A one-time school project gone terribly, terribly wrong.

01 May 2007

May Day

And pay day was yesterday. The two are linked.

The official Day of Mourning, for workers whose deaths were apparently neccesary to advance the growth of the economy, was Saturday.

I'm not asking you to run out and donate money to something, or to make a comittment to something, or believe in something.

Just today, look at someone you see in the hall all the time. Say "hi" to the silent woman who cleans your office. Smile to the kid who hands you your McBurger. And say "thanks".

Because really, it's all about respect. Most workers will stick around if they get more respect from management than slaves or prisoners.

Because that's what management wants. Consider the people who are rushing to hire chain gang labour wherever human rights law is weak enough to allow such abuse. Consider the fine state of Colorado, home of the Jesus industry in the USA and thus also one of the finest deposits of pure irony around. No need to work for it, it lies right on the surface.

Colorado "declared war" on illegal immigration (what the hell is it that in America, the solution is always another damn "war on" something?). So given that the whole country is screaming for labour, and that many states weren't stupid enough to actively declare war on their agricultural workforce, there was speculation that 40 percent of the workforce might by-pass the state. The farmers complained that they were $#!7 out of luck when it came to harvest time.

The answer?

A program someone should have called "Inside-Out"

The program has made headlines well beyond Colorado, and not because of the proposal to use prison labor. Rather, it's the scheme's easy equivalence between undocumented workers and U.S. citizens who've been convicted of crimes and stripped of their rights. Sure, nativists long have tried to persuade us that crossing the border without papers is equivalent to committing a capital crime. But the fact that a group of Colorado farmers has turned to prisoners to meet labor needs says a whole lot about why so many U.S. employers prefer illegal immigrant labor in the first place — it's cheap, dependable yet impermanent, and, well, they have no rights either.
--Gregory Rodriguez in the LA Times

So on May Day, look that working slob in the eye, and think for a minute about who he or she is.

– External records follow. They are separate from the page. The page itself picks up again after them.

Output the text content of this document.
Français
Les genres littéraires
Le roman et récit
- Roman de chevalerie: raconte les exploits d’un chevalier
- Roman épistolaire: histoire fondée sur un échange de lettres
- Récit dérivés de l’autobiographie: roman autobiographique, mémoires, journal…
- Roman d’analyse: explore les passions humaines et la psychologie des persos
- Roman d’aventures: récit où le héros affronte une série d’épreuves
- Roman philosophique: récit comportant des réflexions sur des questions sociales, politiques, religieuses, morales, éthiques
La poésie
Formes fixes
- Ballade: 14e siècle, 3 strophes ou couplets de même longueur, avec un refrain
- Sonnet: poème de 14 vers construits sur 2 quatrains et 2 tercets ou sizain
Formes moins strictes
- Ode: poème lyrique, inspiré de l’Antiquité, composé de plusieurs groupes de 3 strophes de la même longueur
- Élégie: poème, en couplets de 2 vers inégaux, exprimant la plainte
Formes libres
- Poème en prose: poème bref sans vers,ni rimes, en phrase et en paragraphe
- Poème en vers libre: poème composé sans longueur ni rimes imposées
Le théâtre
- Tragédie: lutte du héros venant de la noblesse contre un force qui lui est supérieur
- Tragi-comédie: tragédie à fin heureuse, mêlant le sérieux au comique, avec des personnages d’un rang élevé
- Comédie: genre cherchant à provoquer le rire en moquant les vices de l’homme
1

A little respect. That's all.

Oh--and here's a better song, from the Pretenders.


At 1:28 a.m., Anonymous archie said...

The silly thing is that the big greedy money-grubbing companies could well succeed in labour relations if they just accorded those downtrodden underpaid workers a little respect.

But then of course, those little, of-no-account people may think they were better than slaves.

At 2:13 a.m., Anonymous raincoaster said...

Bravo! Excellent post!

Has Colorado noticed that it is bordered only by other American states?

Also, we've got exactly the same issue in Canada, without the prison labour. Farmers can't find people willing to put up with industry practices that have seen multiple convictions for slavery-related offences within the past few years. Now they're whining in the newspapers that they can't get help at what they're willing to pay.

Well boys, you know how to fix that, don't you?

At 8:40 a.m., Blogger Metro said...

It seems sometimes as if company management feels that when you accord the workers a little respect, you're "giving in" somehow.

In our own orchard-heavy region the growers were talking about importing braseros from Mexico last year.

I talked to a kid from Quebec who'd come here specifically to harvest. He and his girlfriend were sleeping in a roadside ditch for a week because the farmer did not provide quarters, and refused to let the workers pitch tents on his land.

He too appeared to be having trouble getting the harvest in ...

At 10:28 a.m., Anonymous raincoaster said...

Not enough. Ain't you got kerosine there?